Nilai tertinggi pada kelas kontrol adalah 80. Terdapat satu orang pada kelas kontrol yang mendapat nilai tertinggi dengan skor 12. Skor terendah ada pada butir soal nomor 4 yang mendapatkan skor 1, yaitu pada kemampuan menemukan pola masalah matematika. Hal ini dikarenakan kurangnya informasi yang diketahui dalam pembuktian rumus sehingga siswa tersebut kurang mampu menghubungkan rumus tersebut dengan pola yang diminta pada soal. Skor terendah pada kelas kontrol adalah 20 dengan jumlah skor 3. Siswa yang mendapat nilai terendah ini adalah 2 orang.

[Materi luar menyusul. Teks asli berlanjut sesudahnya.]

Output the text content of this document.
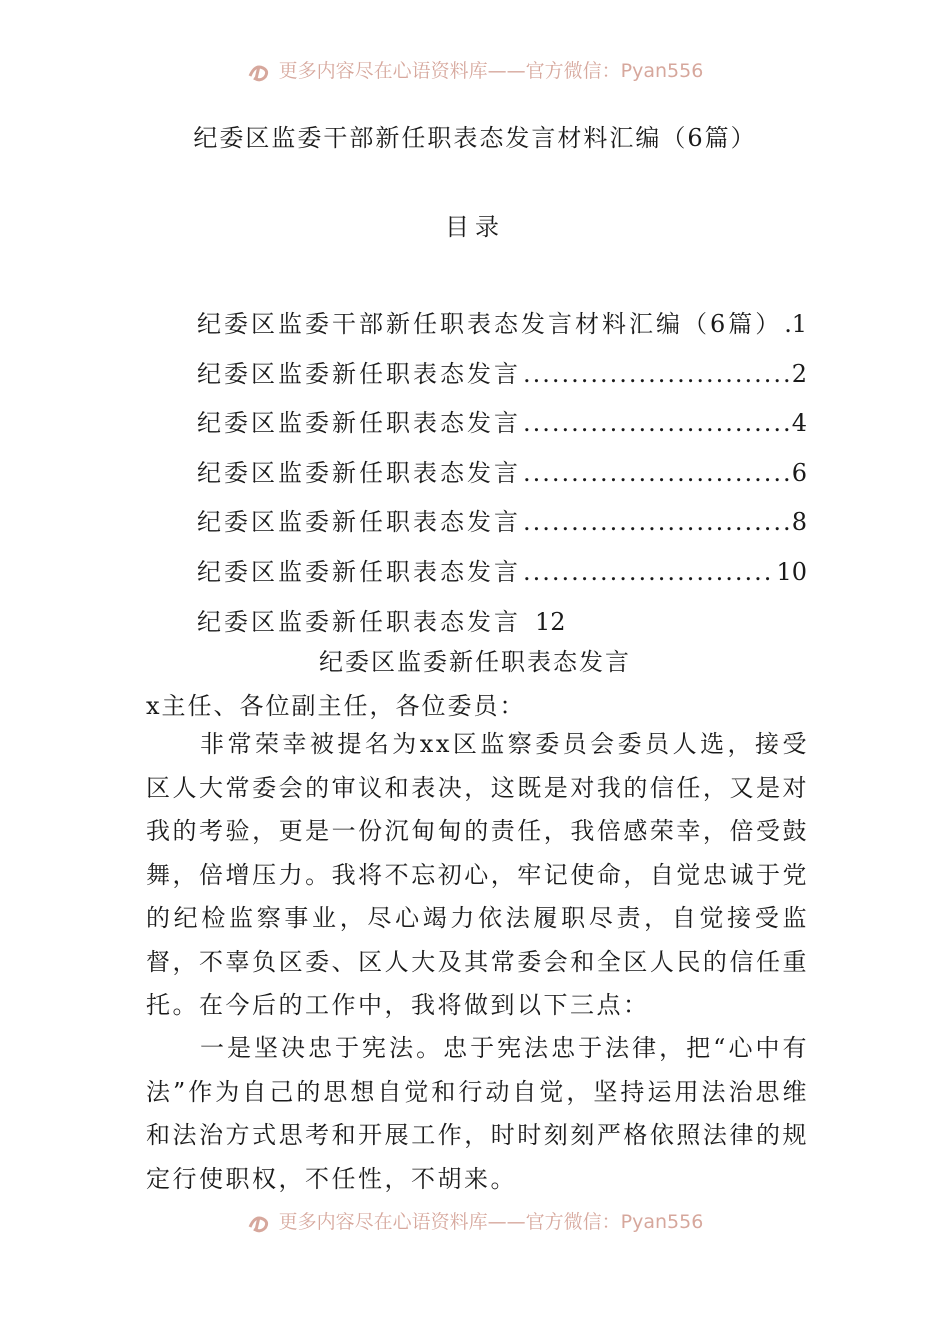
更多内容尽在心语资料库——官方微信：Pyan556
纪委区监委干部新任职表态发言材料汇编（6篇）
目录
纪委区监委干部新任职表态发言材料汇编（6篇） ..... 1
纪委区监委新任职表态发言 .....	2
纪委区监委新任职表态发言 .....	4
纪委区监委新任职表态发言 .....	6
纪委区监委新任职表态发言 .....	8
纪委区监委新任职表态发言 .....	10
纪委区监委新任职表态发言 12
纪委区监委新任职表态发言
x主任、各位副主任，各位委员：

非常荣幸被提名为xx区监察委员会委员人选，接受区人大常委会的审议和表决，这既是对我的信任，又是对我的考验，更是一份沉甸甸的责任，我倍感荣幸，倍受鼓舞，倍增压力。我将不忘初心，牢记使命，自觉忠诚于党的纪检监察事业，尽心竭力依法履职尽责，自觉接受监督，不辜负区委、区人大及其常委会和全区人民的信任重托。在今后的工作中，我将做到以下三点：

一是坚决忠于宪法。忠于宪法忠于法律，把“心中有法”作为自己的思想自觉和行动自觉，坚持运用法治思维和法治方式思考和开展工作，时时刻刻严格依照法律的规定行使职权，不任性，不胡来。

更多内容尽在心语资料库——官方微信：Pyan556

Kedua siswa tersebut menjawab sebanyak 3 soal dengan skor masing-masing 1.

Berdasarkan hasil deskripsi data dapat kita lihat nilai rata-rata skor kemampuan penalaran adaptif matematik siswa kelas eksperimen sebesar 63,80. Hasil ini lebih tinggi jika dibandingkan dengan nilai rata-rata skor kemampuan penalaran adaptif matematik siswa kelas kontrol yaitu sebesar 47,18. Hal ini sejalan dengan hasil uji hipotesis dimana H1 diterima. Dengan hipotesis H1 adalah Rata-rata kemampuan penalaran adaptif matematik siswa pada kelompok eksperimen lebih tinggi dari rata-rata kemampuan penalaran adaptif matematik siswa pada kelompok kontrol. Kedua hasil ini sesuai dengan teori yang sudah dibahas pada bab II mengatakan bahwa TAPPS dapat meningkatkan kemampuan analisis dengan cara membantu siswa untuk merumuskan ide-ide, melatih konsep, memahami tahapan-tahapan pokok dalam proses berfikir dan mengetahui kesalahan dari hasil penalaran seseorang.2 Dari teori tersebut dapat dikatakan bahwa metode TAPPS mampu

2

Elizabeth F Barkley. Student Engagement Techniques: A Handbook For College Faculty. 2010. USA: PB Printing. P.259

membantu siswa dalam merumuskan ide-ide matematikanya. Dengan menyalurkan ide matematikanya, siswa dapat lebih mengeksplorasi hasil pemikirannya. Dalam proses berfikir seperti ini, siswa terlatih untuk melakukan kegiatan penalaran. Selain itu, teori diatas juga menekankan bahwa TAPPS dapat membantu siswa mengetahui kesalahan dari hasil penalaran seseorang. Untuk mengetahui kesalahan tersebut, siswa tidak hanya sebatas melakukan pengoreksian saja tetapi juga melakukan proses berfikir dan bernalar terhadap hal yang disampaikan oleh teman. Jadi berdasarkan keterkaitan teori dengan hasil penelitian maka jelaslah bahwa metode TAPPS dapat meningkatkan kemampuan penalaran adaptif matematik siswa.